North Korea is making its move into the renewable and other alternative energy business, according to a CNBC report.

North Korea, which has suffered under the weight of sanctions that have targeted the country’s need for energy, is now looking to solar, wind, tidal power, and even coal gasification—to generate power as coal, oil, fuel, and diesel imports to the blacklisted country are few and far in between.

Numerous reports have shown that North Korea has received oil shipments during the sanctions period, including ship to ship transfers, but the squeeze is on, and few countries are willing to export to North Korea in defiance of those sanctions.

In a rare move, North Korea has sent its engineers to both China and Russia to learn what they can about alternative energy, CNBC reports, in order to keep the lights on—and the military running—at home.
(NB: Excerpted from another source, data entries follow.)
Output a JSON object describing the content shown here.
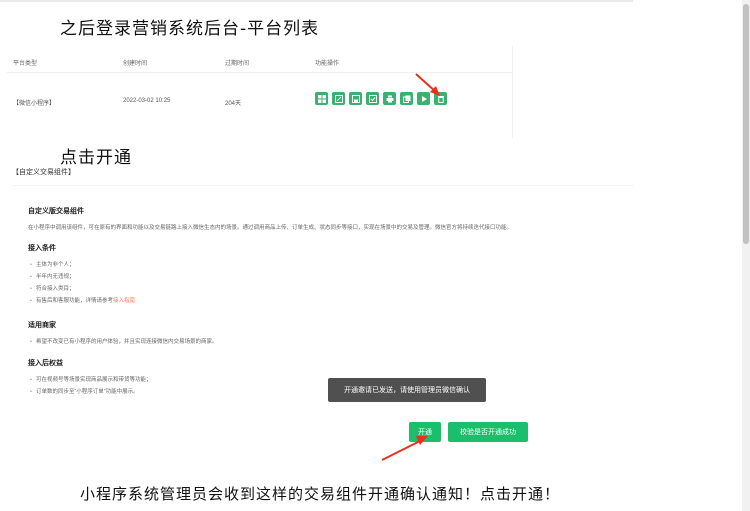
{
  "headings": {
    "top": "之后登录营销系统后台-平台列表",
    "click": "点击开通",
    "bottom": "小程序系统管理员会收到这样的交易组件开通确认通知！点击开通！"
  },
  "table": {
    "headers": [
      "平台类型",
      "创建时间",
      "过期时间",
      "功能操作"
    ],
    "row": {
      "type": "【微信小程序】",
      "created": "2022-03-02 10:25",
      "expire": "204天"
    },
    "op_icons": [
      "grid-icon",
      "edit-icon",
      "save-icon",
      "check-edit-icon",
      "print-icon",
      "copy-icon",
      "play-icon",
      "trash-icon"
    ]
  },
  "component_label": "【自定义交易组件】",
  "panel": {
    "title": "自定义版交易组件",
    "desc": "在小程序中调用该组件，可在原有的界面和功能以及交易链路上接入微信生态内的场景。通过调用商品上传、订单生成、状态同步等接口，实现在场景中的交易及管理。微信官方将持续迭代接口功能。",
    "cond_title": "接入条件",
    "conds": [
      "主体为非个人；",
      "半年内无违规；",
      "符合接入类目；"
    ],
    "cond_last": "有售后和客服功能，详情请参考",
    "cond_link": "接入指南",
    "merchant_title": "适用商家",
    "merchant": "希望不改变已有小程序的用户体验，并且实现连接微信内交易场景的商家。",
    "rights_title": "接入后权益",
    "rights": [
      "可在视频号等场景实现商品展示和带货等功能；",
      "订单数的同步至“小程序订单”功能中展示。"
    ]
  },
  "toast": "开通邀请已发送，请使用管理员微信确认",
  "buttons": {
    "open": "开通",
    "check": "校验是否开通成功"
  },
  "colors": {
    "green": "#3bb070",
    "button": "#1bbf6b",
    "arrow": "#e8321e"
  }
}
Talks between North Korea and the United States thus far have proved rather unfruitful, and North Korea continues to ratchet up the ways in which it can get its hands on energy as it becomes increasingly desperate to find a work around to the sanctions. Innovative methods to skirting the UN sanctions include physically disguising tankers, identity fraud, night transfers, and manipulation of vessel AIS transmission systems.

Finding a domestic, secured, and lasting energy source may seem like a longshot, but if successful, could mean to end to further negotiations.  North Korea has an abundance of coal to make gasification happen, if not the knowhow, but even if successful, it may not be sufficient—even when combined with tidal-generated energy which it also has the resources to do, to completely make up for what it loses in the sanctions.